Neuroprotective effects of penehyclidine hydrochloride against cerebral ischemia/reperfusion injury in mice

• PHC protects against cerebral I/R injury.
• PHC improved neurological deficits and reduced cerebral infarct volume after cerebral I/R injury.
• PHC alleviates apoptosis, inflammation, and oxidative stress after cerebral I/R injury.
• PHC inhibited the JNK/p38MAPK pathway after cerebral I/R injury.

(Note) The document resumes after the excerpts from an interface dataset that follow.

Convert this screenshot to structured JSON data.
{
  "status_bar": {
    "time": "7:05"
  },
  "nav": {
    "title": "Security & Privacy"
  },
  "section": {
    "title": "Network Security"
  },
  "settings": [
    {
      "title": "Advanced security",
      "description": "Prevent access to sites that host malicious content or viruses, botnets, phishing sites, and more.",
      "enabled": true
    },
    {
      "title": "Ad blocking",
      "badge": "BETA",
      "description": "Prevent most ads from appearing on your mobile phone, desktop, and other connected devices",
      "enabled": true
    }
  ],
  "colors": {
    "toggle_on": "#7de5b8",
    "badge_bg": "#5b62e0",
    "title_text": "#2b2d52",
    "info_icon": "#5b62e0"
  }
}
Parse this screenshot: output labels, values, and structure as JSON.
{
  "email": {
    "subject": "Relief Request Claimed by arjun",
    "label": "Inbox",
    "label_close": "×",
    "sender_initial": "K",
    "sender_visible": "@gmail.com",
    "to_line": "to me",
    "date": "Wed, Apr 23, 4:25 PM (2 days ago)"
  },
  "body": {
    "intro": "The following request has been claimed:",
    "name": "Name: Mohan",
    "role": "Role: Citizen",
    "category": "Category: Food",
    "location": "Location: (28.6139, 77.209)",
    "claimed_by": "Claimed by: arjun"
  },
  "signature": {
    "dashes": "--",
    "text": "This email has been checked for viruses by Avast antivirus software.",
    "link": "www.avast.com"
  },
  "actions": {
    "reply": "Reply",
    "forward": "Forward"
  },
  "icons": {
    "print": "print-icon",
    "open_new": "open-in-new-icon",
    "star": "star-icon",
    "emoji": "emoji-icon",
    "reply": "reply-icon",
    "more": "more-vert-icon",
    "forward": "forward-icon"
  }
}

Various reports have suggested that penehyclidine hydrochloride (PHC), a new cholinergic antagonist, exhibits a variety of biological actions such as anti-tumor and cardioprotective effects. This study aimed to investigate the effects of PHC on cerebral ischemia/reperfusion (I/R) injury and evaluate whether the c-Jun N-terminal kinase (JNK)/p38 mitogen-activated protein kinase (p38MAPK) pathway is involved in the protective effects of PHC. Male C57BL/6 mice were randomly assigned to Sham group, ischemia/reperfusion (I/R) group, I/R + PHC (0.1 mg/kg) group, and I/R + PHC (1 mg/kg) group. Mice were subjected to 2 h of transient middle cerebral artery occlusion, followed by 24 h of reperfusion except the mice in the sham group. Neurological deficits, infarct volume, brain water content, blood–brain barrier (BBB) integrity, and neuronal apoptosis were evaluated. The levels of tumor necrosis factor-α (TNF-α), interleukin-1β (IL-1β), superoxide production, malondialdehyde (MDA), superoxide dismutase (SOD), and glutathione peroxidase (GSH-Px) were measured. The expressions of the key proteins in the JNK/p38MAPK pathway were detected using the Western blot. The results suggested that compared to the I/R group, the PHC-treated group showed improved neurological deficits and BBB integrity, and reduced infarction volume, brain water content, and apoptosis. In addition, PHC significantly suppressed the levels of TNF-α, IL-1β, superoxide production, and MDA, and increased the levels of SOD and GSH-Px. Finally, PHC significantly downregulated the phosphorylation of JNK, p38MAPK, and c-Jun, indicating PHC protects against cerebral I/R injury by downregulating the JNK/p38MAPK signaling pathway.